I launched JustLeadershipUSA in November 2014, and continued to share my vision for closing Rikers with my friends, family, colleagues and the media, many of whom responded incredulously, as the mayor did.  When I pose that vision to people who have been detained there, however, there is always a resounding “Amen!”

People held on Rikers -- the majority without being convicted of a crime, simply because they can't afford bail -- must survive barbaric conditions. Many don't survive on the island. There were 10 deaths last year alone, and stabbings and slashings have doubled since 2010. Other people don't survive the trauma of Rikers once they're off the island. And the scars of Rikers, both physical and emotional, remain for the rest of their lives. 
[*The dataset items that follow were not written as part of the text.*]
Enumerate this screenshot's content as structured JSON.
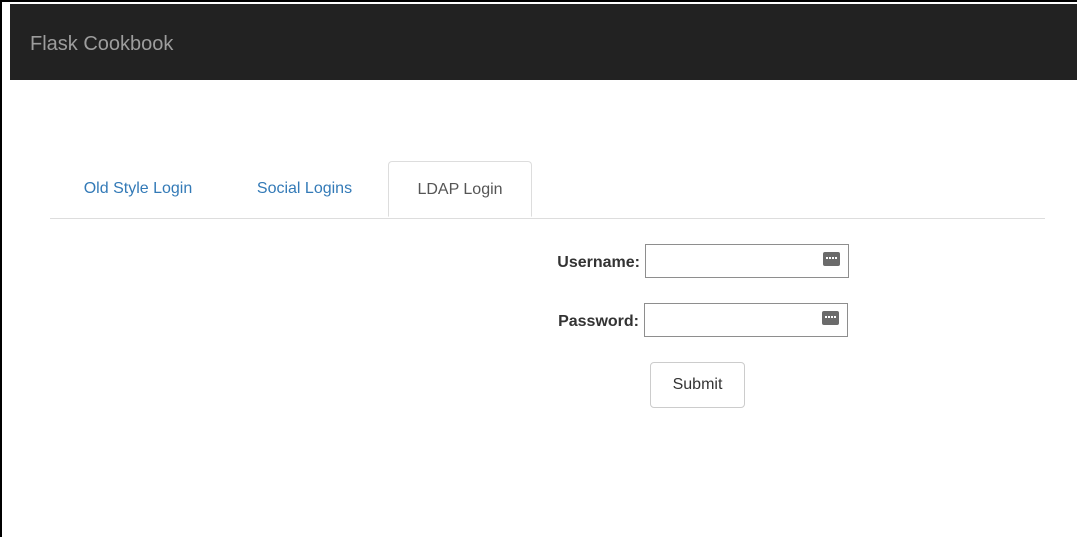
{
  "navbar": {
    "brand": "Flask Cookbook"
  },
  "tabs": [
    {
      "label": "Old Style Login",
      "active": false
    },
    {
      "label": "Social Logins",
      "active": false
    },
    {
      "label": "LDAP Login",
      "active": true
    }
  ],
  "form": {
    "username_label": "Username:",
    "username_value": "",
    "password_label": "Password:",
    "password_value": "",
    "submit_label": "Submit"
  },
  "icons": {
    "autofill": "password-manager-icon"
  },
  "colors": {
    "navbar_bg": "#222222",
    "brand_text": "#9d9d9d",
    "link": "#337ab7",
    "active_tab_text": "#555555"
  }
}
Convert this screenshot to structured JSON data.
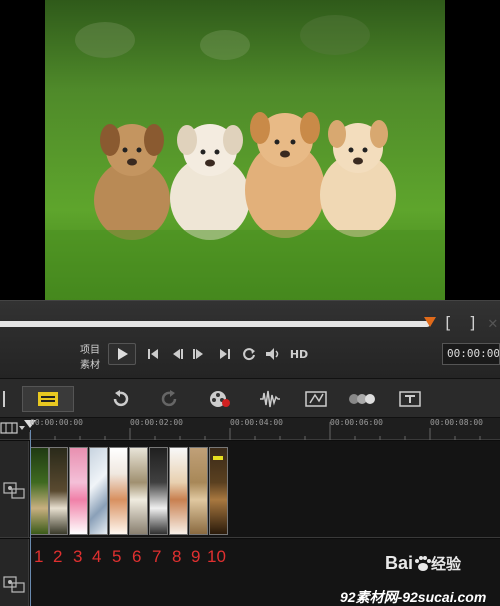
{
  "player": {
    "mode_project": "项目",
    "mode_clip": "素材",
    "hd_label": "HD",
    "bracket_in": "[",
    "bracket_out": "]",
    "timecode": "00:00:00"
  },
  "ruler": {
    "ticks": [
      "00:00:00:00",
      "00:00:02:00",
      "00:00:04:00",
      "00:00:06:00",
      "00:00:08:00"
    ]
  },
  "clip_numbers": [
    "1",
    "2",
    "3",
    "4",
    "5",
    "6",
    "7",
    "8",
    "9",
    "10"
  ],
  "watermark": {
    "baidu": "Bai",
    "baidu_suffix": "经验",
    "site": "92素材网-92sucai.com"
  },
  "colors": {
    "accent_orange": "#e06a1a",
    "annotation_red": "#e03030"
  }
}
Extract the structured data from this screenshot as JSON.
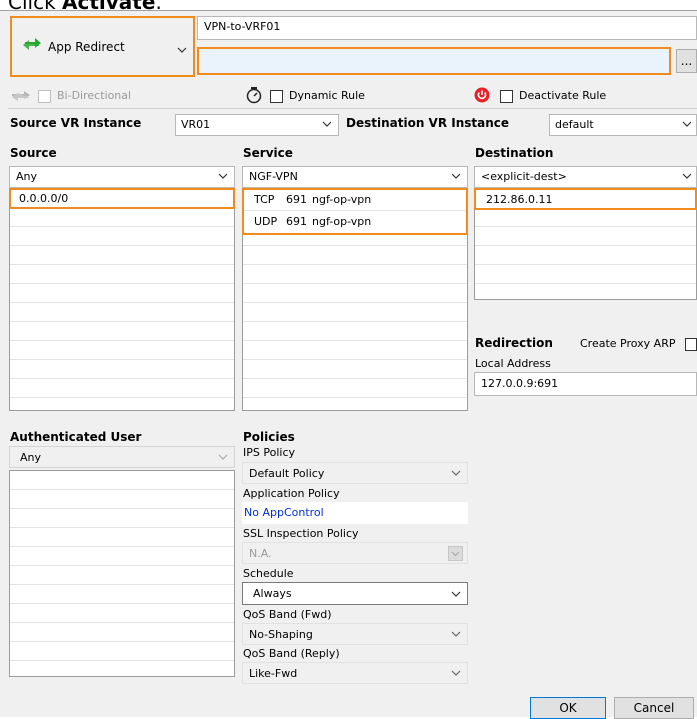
{
  "caption": {
    "prefix": "Click ",
    "action": "Activate",
    "suffix": "."
  },
  "rule": {
    "action_label": "App Redirect",
    "name": "VPN-to-VRF01",
    "description": "",
    "more_button": "..."
  },
  "options": {
    "bidirectional": "Bi-Directional",
    "dynamic_rule": "Dynamic Rule",
    "deactivate_rule": "Deactivate Rule"
  },
  "vr": {
    "source_label": "Source VR Instance",
    "source_value": "VR01",
    "destination_label": "Destination VR Instance",
    "destination_value": "default"
  },
  "source": {
    "header": "Source",
    "selected": "Any",
    "items": [
      "0.0.0.0/0"
    ]
  },
  "service": {
    "header": "Service",
    "selected": "NGF-VPN",
    "items": [
      {
        "proto": "TCP",
        "port": "691",
        "name": "ngf-op-vpn"
      },
      {
        "proto": "UDP",
        "port": "691",
        "name": "ngf-op-vpn"
      }
    ]
  },
  "destination": {
    "header": "Destination",
    "selected": "<explicit-dest>",
    "items": [
      "212.86.0.11"
    ]
  },
  "redirection": {
    "header": "Redirection",
    "proxy_arp": "Create Proxy ARP",
    "local_address_label": "Local Address",
    "local_address": "127.0.0.9:691"
  },
  "auth": {
    "header": "Authenticated User",
    "selected": "Any"
  },
  "policies": {
    "header": "Policies",
    "ips_label": "IPS Policy",
    "ips_value": "Default Policy",
    "app_label": "Application Policy",
    "app_value": "No AppControl",
    "ssl_label": "SSL Inspection Policy",
    "ssl_value": "N.A.",
    "schedule_label": "Schedule",
    "schedule_value": "Always",
    "qos_fwd_label": "QoS Band (Fwd)",
    "qos_fwd_value": "No-Shaping",
    "qos_reply_label": "QoS Band (Reply)",
    "qos_reply_value": "Like-Fwd"
  },
  "buttons": {
    "ok": "OK",
    "cancel": "Cancel"
  },
  "colors": {
    "highlight": "#f08c1e",
    "link": "#0033cc",
    "deactivate": "#e8202a",
    "redirect_icon": "#2aa832"
  }
}
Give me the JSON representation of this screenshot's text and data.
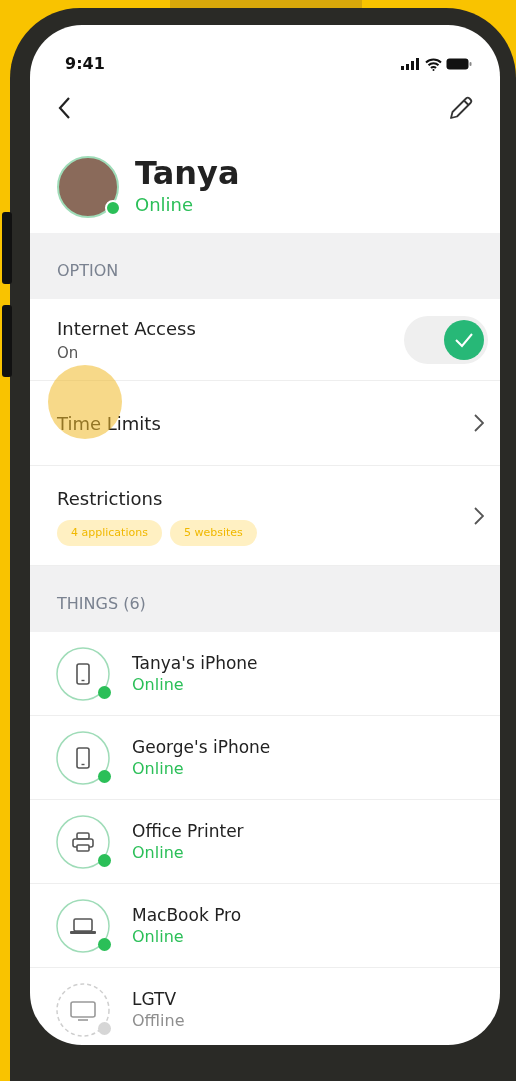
{
  "status_bar": {
    "time": "9:41"
  },
  "profile": {
    "name": "Tanya",
    "status": "Online",
    "online": true
  },
  "option_section": {
    "title": "OPTION"
  },
  "options": [
    {
      "kind": "toggle",
      "label": "Internet Access",
      "subtitle": "On",
      "on": true
    },
    {
      "kind": "link",
      "label": "Time Limits"
    },
    {
      "kind": "link",
      "label": "Restrictions",
      "tags": [
        "4 applications",
        "5 websites"
      ]
    }
  ],
  "things_section": {
    "title": "THINGS (6)"
  },
  "devices": [
    {
      "kind": "phone",
      "name": "Tanya's iPhone",
      "status": "Online",
      "online": true
    },
    {
      "kind": "phone",
      "name": "George's iPhone",
      "status": "Online",
      "online": true
    },
    {
      "kind": "printer",
      "name": "Office Printer",
      "status": "Online",
      "online": true
    },
    {
      "kind": "laptop",
      "name": "MacBook Pro",
      "status": "Online",
      "online": true
    },
    {
      "kind": "tv",
      "name": "LGTV",
      "status": "Offline",
      "online": false
    }
  ]
}
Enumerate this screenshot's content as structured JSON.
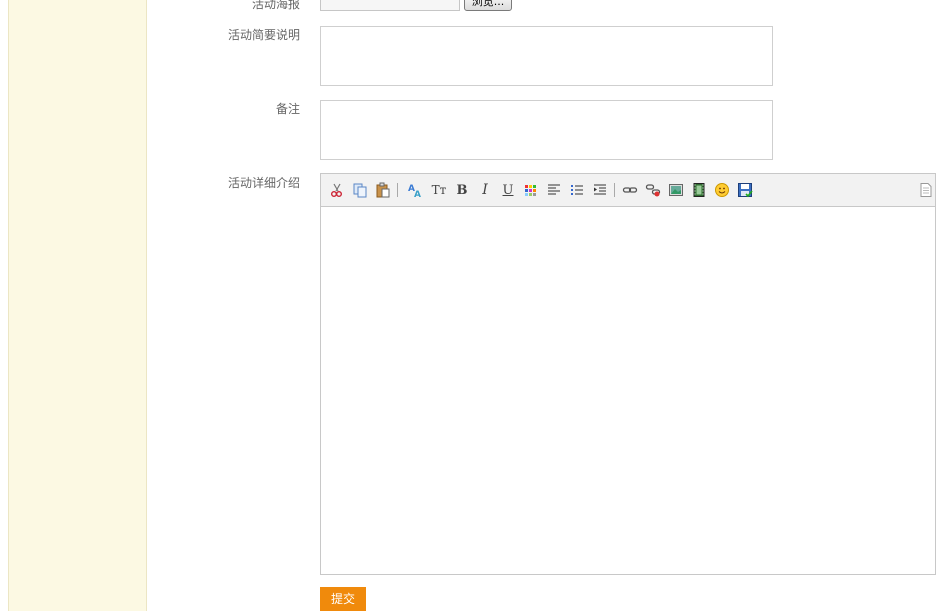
{
  "form": {
    "poster_label": "活动海报",
    "browse_label": "浏览...",
    "summary_label": "活动简要说明",
    "remark_label": "备注",
    "detail_label": "活动详细介绍",
    "submit_label": "提交"
  },
  "editor": {
    "toolbar_text": {
      "bold": "B",
      "italic": "I",
      "underline": "U",
      "fontsize": "Tт"
    },
    "toolbar_icons": [
      "cut-icon",
      "copy-icon",
      "paste-icon",
      "translate-icon",
      "font-size-icon",
      "bold-icon",
      "italic-icon",
      "underline-icon",
      "color-icon",
      "align-icon",
      "list-icon",
      "indent-icon",
      "link-icon",
      "unlink-icon",
      "image-icon",
      "video-icon",
      "emoticon-icon",
      "save-icon",
      "source-icon"
    ]
  },
  "colors": {
    "sidebar": "#fcf9e3",
    "submit": "#f08a0c"
  }
}
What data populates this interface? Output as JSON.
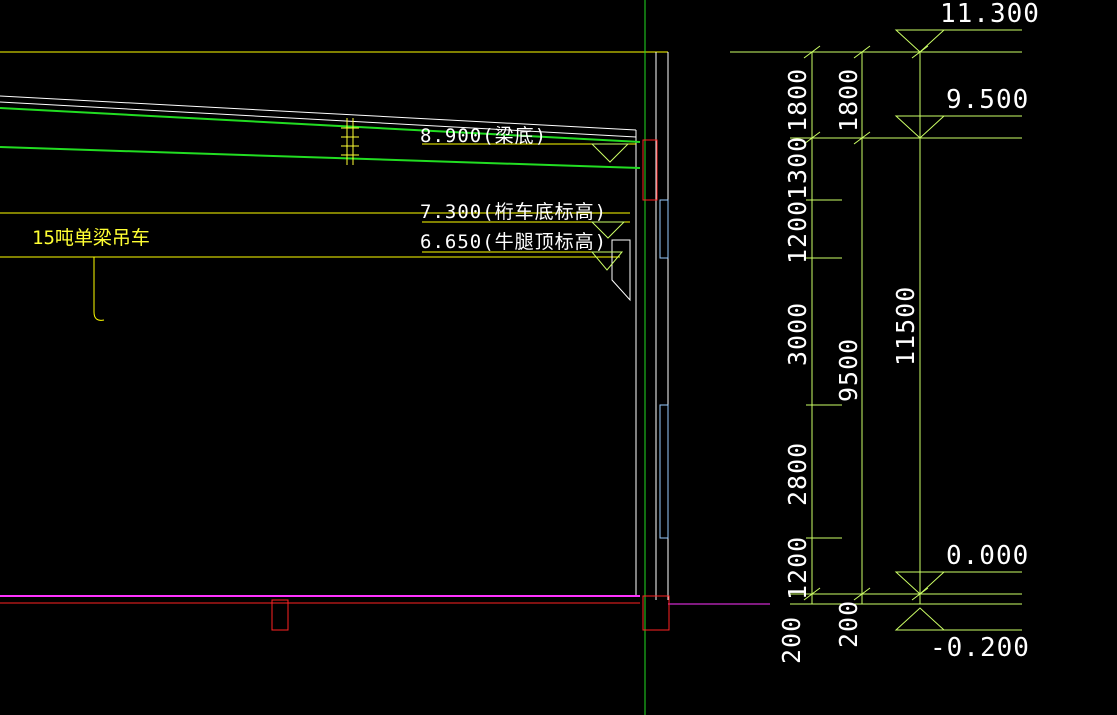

Those who’ve borne the brunt of the suffering caused by Rikers were forcefully articulating the urgency of closure long before criminal justice reform enjoyed its “national moment.” Exposing Rikers’s grisly record was made entirely possible by the courage of those who’ve suffered within its walls – people like Kalief Browder. [Editor's Note: As a teenager, Browder spent three years at Rikers, almost two of them in solitary confinement, after being accused of stealing a backpack. He was never convicted and was eventually released; his story attracted national attention. Unable to rid himself of fears provoked by his incarceration, however, he committed suicide in June 2015 at age 22.]

City leaders are, finally, seriously discussing reforming Rikers. There is only one reform serious enough to warrant consideration: #closeRIKERS. 



Glenn E. Martin is the founder and president of JustLeadershipUSA, an organization that aims to cut the U.S. correctional population in half by 2030 by elevating and amplifying the voice of people most impacted by crime and incarceration. This article is drawn from Martin’s remarks at a Nov. 18 public forum on the future of Rikers Island at The New School that his organization co-sponsored with the Center for New York City Affairs.